Il en est certainement survenu, et qui ne datent que d’hier. Je demande à tous ceux que préoccupe le problème de l’Atlantide d’écouter attentivement et de graver dans leur esprit cette brève histoire : il n’en est pas de plus significative. Dans l’été de 1898, un navire était employé à la pose du câble télégraphique sous-marin qui relie Brest au cap Cod. Le câble avait été rompu ; et on cherchait à le repêcher, au moyen de grappins. C’était par 47° 0′ de latitude nord et 29° 40′ de longitude à l’ouest de Paris, à 500 milles environ au nord des Açores. La profondeur moyenne était d’à peu près 1 700 brasses, ou 3 100 mètres. Le relevage du câble présenta de grandes difficultés, et il fallut, pendant plusieurs jours, promener les grappins sur le fond. On constata ceci : le fond de la mer, dans ces parages, présente les caractères d’un pays montagneux, avec de hauts sommets, des pentes roides et des vallées profondes. Les sommets sont rocheux, et il n’y a de vases que dans le creux des vallées. Le grappin, en parcourant cette surface très tourmentée, se prenait constamment dans des roches à pointes dures et à arêtes vives ; il revenait presque toujours cassé ou tordu, et les tronçons remontés portaient de grosses et larges stries et des traces de violente et rapide usure. À plusieurs reprises, on trouva entre les dents du grappin de petites esquilles minérales, ayant l’aspect d’éclats récemment brisés. Toutes ces esquilles appartenaient au même genre de roches. L’avis unanime des ingénieurs qui assistaient au dragage fut que les éclats en question avaient été détachés d’une roche nue, d’un véritable affleurement, acéré et anguleux. La région d’où provenaient les éclats était d’ailleurs précisément celle où les sondages avaient révélé les plus hauts sommets sous-marins et l’absence presque complète de vases. Les esquilles, ainsi arrachées à des affleurements rocheux du fond de l’Atlantique, sont d’une lave vitreuse, ayant la composition chimique des basaltes et appelée tachylyte par les pétrographes. Nous conservons quelques-uns de ces précieux fragments au Musée de l’École des Mines de Paris.

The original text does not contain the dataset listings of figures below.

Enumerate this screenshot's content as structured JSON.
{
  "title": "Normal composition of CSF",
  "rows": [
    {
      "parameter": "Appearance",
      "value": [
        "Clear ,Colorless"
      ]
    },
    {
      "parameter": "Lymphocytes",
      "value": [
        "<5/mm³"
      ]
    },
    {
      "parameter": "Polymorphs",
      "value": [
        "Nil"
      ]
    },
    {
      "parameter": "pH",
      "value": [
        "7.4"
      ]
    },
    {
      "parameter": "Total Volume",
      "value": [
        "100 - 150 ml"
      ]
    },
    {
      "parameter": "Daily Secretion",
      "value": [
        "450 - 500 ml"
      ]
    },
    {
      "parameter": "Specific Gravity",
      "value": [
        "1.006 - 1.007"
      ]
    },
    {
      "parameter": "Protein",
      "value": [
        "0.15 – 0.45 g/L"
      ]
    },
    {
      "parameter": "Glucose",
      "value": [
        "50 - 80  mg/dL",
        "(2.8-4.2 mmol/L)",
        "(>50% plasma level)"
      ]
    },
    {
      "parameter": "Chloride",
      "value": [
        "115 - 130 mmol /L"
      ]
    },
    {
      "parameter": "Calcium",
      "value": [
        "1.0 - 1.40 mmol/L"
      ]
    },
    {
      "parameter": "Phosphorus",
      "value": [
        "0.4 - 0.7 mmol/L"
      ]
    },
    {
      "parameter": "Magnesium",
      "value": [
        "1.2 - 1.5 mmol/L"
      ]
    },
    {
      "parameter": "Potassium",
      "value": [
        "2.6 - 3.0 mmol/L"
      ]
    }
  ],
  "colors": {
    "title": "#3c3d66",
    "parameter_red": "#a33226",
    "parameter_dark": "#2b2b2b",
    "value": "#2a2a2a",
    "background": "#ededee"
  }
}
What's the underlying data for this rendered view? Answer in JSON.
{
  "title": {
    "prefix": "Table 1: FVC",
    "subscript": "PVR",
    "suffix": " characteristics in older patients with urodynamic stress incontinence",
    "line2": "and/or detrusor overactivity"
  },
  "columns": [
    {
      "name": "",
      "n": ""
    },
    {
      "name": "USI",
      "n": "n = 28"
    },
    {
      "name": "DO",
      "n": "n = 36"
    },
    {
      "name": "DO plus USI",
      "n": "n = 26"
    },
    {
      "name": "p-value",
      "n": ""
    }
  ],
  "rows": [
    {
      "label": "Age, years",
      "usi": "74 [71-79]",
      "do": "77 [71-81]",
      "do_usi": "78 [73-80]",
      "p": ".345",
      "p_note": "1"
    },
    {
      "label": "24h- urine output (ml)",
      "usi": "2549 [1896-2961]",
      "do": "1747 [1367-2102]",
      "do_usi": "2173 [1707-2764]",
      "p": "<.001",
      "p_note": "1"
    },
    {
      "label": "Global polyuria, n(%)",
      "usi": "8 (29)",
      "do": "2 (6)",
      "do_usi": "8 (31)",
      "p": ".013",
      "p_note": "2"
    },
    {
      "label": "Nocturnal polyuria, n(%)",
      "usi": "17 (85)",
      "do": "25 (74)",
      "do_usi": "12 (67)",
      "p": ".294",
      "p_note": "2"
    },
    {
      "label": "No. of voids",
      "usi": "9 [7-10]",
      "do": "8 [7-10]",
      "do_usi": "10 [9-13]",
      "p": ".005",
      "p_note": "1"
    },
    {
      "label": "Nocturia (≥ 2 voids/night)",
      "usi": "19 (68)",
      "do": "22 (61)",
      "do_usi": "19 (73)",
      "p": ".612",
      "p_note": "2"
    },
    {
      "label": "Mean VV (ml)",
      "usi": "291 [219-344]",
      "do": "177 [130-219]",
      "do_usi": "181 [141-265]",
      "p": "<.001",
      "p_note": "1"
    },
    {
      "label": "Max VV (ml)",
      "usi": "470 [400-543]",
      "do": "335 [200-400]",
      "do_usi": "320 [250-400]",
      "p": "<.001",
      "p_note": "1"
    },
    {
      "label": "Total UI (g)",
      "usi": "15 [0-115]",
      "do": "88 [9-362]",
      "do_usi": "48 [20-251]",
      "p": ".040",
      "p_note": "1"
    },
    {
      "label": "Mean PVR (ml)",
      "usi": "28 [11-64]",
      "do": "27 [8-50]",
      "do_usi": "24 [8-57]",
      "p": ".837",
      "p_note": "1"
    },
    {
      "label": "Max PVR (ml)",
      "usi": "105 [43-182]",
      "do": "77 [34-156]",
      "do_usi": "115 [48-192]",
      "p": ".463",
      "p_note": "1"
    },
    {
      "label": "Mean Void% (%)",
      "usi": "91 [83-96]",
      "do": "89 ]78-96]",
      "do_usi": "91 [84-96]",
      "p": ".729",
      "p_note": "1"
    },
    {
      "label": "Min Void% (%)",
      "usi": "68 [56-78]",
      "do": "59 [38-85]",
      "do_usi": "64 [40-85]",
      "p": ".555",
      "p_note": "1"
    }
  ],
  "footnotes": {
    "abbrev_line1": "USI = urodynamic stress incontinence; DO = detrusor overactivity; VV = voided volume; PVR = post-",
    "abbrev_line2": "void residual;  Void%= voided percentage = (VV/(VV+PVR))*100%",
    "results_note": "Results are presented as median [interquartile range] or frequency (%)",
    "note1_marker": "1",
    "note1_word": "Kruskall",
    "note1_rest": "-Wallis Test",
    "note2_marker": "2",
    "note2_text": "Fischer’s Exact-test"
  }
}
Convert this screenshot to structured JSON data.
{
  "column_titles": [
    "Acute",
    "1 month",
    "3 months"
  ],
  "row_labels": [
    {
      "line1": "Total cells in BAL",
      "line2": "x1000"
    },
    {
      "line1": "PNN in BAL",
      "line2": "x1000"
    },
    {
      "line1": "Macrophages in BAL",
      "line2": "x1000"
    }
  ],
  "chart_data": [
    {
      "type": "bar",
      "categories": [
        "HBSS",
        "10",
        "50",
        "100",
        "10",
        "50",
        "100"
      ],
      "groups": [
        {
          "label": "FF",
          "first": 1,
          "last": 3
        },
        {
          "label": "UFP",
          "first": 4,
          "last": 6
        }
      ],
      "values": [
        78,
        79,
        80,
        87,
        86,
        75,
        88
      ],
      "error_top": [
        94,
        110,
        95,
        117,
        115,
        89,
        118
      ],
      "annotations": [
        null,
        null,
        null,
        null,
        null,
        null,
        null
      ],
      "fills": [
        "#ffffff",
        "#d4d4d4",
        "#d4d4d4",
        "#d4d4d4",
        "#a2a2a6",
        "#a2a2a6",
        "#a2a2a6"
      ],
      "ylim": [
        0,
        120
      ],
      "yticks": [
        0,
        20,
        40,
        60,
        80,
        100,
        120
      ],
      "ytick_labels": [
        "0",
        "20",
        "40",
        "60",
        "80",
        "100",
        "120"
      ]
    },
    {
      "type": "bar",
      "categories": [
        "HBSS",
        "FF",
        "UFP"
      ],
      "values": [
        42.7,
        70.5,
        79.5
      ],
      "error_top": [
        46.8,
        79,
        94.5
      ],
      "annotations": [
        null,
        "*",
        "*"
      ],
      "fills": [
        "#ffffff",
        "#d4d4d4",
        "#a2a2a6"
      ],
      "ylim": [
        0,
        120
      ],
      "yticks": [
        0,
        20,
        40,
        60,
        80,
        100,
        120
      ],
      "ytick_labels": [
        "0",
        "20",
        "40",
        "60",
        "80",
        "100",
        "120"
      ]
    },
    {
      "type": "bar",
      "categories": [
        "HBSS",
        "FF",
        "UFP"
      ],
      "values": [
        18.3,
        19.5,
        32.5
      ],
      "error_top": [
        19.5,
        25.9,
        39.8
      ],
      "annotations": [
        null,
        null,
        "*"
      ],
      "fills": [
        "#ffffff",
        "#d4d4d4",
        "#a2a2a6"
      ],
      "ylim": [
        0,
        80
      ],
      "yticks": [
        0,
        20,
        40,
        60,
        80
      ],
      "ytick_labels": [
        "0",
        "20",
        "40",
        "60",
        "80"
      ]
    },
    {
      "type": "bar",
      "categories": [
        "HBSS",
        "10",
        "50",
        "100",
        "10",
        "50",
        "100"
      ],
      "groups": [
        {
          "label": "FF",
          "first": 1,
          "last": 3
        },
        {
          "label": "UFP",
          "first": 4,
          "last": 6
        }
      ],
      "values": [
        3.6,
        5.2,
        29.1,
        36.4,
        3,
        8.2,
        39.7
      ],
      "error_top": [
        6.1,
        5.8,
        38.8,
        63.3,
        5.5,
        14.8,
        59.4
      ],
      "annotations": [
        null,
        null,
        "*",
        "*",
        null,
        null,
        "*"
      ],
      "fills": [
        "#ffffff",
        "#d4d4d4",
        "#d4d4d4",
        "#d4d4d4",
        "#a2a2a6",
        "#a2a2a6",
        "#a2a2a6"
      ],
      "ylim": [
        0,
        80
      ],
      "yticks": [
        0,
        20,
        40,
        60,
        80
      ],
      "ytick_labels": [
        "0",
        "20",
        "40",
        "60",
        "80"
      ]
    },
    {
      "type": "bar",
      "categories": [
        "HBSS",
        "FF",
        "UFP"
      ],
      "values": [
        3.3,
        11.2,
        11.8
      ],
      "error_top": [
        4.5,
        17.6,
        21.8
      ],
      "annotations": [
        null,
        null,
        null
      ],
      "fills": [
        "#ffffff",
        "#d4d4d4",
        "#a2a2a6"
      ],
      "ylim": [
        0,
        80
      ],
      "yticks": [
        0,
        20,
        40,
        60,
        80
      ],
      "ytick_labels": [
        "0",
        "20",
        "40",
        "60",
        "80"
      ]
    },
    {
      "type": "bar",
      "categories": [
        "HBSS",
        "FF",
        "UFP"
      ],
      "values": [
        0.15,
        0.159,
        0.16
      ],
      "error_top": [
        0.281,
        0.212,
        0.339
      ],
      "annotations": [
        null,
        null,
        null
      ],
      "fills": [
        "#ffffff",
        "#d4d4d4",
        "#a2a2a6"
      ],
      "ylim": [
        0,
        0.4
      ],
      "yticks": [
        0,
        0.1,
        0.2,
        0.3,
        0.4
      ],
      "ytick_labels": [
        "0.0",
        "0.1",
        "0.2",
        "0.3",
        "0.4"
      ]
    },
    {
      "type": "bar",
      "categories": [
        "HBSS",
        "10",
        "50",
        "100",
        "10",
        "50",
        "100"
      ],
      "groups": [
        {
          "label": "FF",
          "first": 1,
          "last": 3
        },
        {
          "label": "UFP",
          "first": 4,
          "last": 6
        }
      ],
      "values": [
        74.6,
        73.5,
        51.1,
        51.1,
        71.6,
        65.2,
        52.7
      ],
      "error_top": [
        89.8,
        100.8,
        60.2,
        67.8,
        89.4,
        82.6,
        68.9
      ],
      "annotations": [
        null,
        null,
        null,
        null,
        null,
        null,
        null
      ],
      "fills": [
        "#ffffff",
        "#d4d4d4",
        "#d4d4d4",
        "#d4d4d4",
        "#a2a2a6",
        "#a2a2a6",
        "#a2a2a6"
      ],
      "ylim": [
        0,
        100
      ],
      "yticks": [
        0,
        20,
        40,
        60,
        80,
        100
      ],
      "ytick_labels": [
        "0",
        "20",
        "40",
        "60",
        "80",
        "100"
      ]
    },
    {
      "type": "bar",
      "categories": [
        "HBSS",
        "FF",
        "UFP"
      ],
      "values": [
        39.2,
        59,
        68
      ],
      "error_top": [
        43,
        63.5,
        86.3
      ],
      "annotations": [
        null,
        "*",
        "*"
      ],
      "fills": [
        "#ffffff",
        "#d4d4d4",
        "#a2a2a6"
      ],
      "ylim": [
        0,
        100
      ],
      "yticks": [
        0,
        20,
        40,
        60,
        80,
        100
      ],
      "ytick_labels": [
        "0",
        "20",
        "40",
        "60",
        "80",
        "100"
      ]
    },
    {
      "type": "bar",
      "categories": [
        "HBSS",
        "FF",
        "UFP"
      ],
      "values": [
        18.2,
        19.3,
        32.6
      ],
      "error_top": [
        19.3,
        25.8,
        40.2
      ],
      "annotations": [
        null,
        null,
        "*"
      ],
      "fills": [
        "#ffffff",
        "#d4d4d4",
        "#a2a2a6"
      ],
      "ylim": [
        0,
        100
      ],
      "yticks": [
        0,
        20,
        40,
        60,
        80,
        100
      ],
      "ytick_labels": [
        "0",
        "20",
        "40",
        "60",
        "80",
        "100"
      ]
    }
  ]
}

Le fait a été signalé en 1899 à l’Académie des Sciences. Peu de géologues en ont, à ce moment-là, compris la très grande portée. Une telle lave, entièrement vitreuse, comparable à certains verres basaltiques des volcans des îles Sandwich, n’a pu se consolider à cet état que sous la pression atmosphérique. Sous plusieurs atmosphères, et à plus forte raison sous 3 000 mètres d’eau, elle aurait certainement cristallisé. Elle nous apparaîtrait formée de cristaux enchevêtrés, au lieu d’être faite uniquement de matière colloïdale. Les études les plus récentes ne laissent, à ce sujet, aucun doute ; et je me contenterai de rappeler l’observation de M. Lacroix sur les laves de la montagne Pelée de la Martinique : vitreuses, quand elles se figent à l’air libre, ces laves se remplissent de cristaux dès qu’elles se refroidissent sous un manteau, même peu épais, de roches antérieurement solidifiées. La terre qui constitue aujourd’hui le fond de l’Atlantique, à 900 kilomètres au nord des Açores, a donc été couverte de coulées de laves quand elle était encore émergée. Elle s’est, par conséquent, effondrée, descendant de 3 000 mètres ; et comme la surface des roches y a gardé l’allure tourmentée, les rudes aspérités, les arêtes vives des coulées laviques très récentes, il faut que l’effondrement ait suivi de très près l’émission des laves, et que cet effondrement ait été brusque. Sans cela, l’érosion atmosphérique et l’abrasion marine eussent nivelé les inégalités et aplani toute la surface. Continuons le raisonnement. Nous sommes ici sur la ligne qui joint l’Islande aux Açores, en pleine zone volcanique atlantique, en pleine zone de mobilité, d’instabilité et de volcanisme actuels.